The idea of speculative execution is that it is hidden from you as a programmer. If you want to get insipration to possible ways this might be implemented you could for example look at how they do speculative execution in BOOM.

The C++ action of accessing a nullpointer will probably map to something like trying to access memory at an invalid address in the machine code. If this were to happen a TRAP would occur, but if it happens speculatively I suspect speculative execution would wait for the branch to be confirmed before issuing the trap.

The Boom docs say the following about misspeculation:

If a branch (or jump) is misspeculated, the Branch Unit must redirect the PC to the correct target, kill the Front-end and Fetch Buffer, and broadcast the misspeculated branch tag so that all dependent, inflight UOPs<Micro-Op (UOP) may be killed. The PC redirect signal goes out immediately, to decrease the misprediction penalty. However, the kill signal is delayed a cycle for critical path reasons.

Answer 3

Branch prediction does not have anything to do with UB.

UB is C or C++ language concept abstracted from the actual implementation. It can be only analyzed on the source code level. If there is a UB in your code then the compiler is basically free to do what it wants as the standard does not specify what should happen in this case

If your source code does not invoke UB, then the compiler has to emit the code which (when executed) will have the same observable behaviour on all platforms.

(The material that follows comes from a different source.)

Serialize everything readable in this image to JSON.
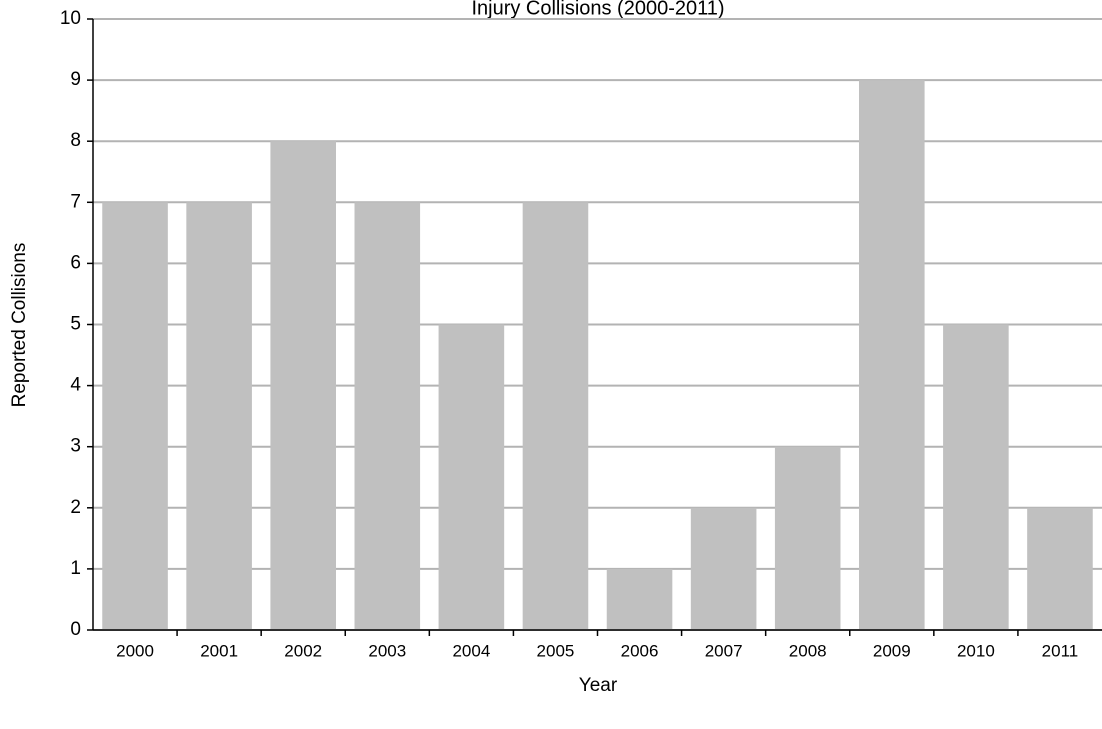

in C++20 via [[likely]] and [[unlikely]] (see preference) this is seperate to the branch prediction the CPU performs

It existed long before C++20 as compiler extensions (for example GCC __builtin_expect) and is only a hint to the compiler to help it better understand your program flow. In "normal" programming it is a very rarely used feature and you should use it only in very specific cases when it can significantly improve the performance (for example writing the low-level parts of OS kernel or fast device drivers)

I would rather suggest focusing on the language itself (understanding the concepts) rather than esoteric implementation details.

Answer 4

Undefined behavior is a concept of programming language only. The CPU needs to execute the program as written in assembly code (e.g. generated by a compiler). However, the full definition of the expected behavior is not clear at all. For instance, due to speculative execution and branch misprediction, the CPU may do things that are not expressed by the assembly code, which are not visible in the results, but whose effects are observable via timings. This is what led to vulnerabilities such as Spectre.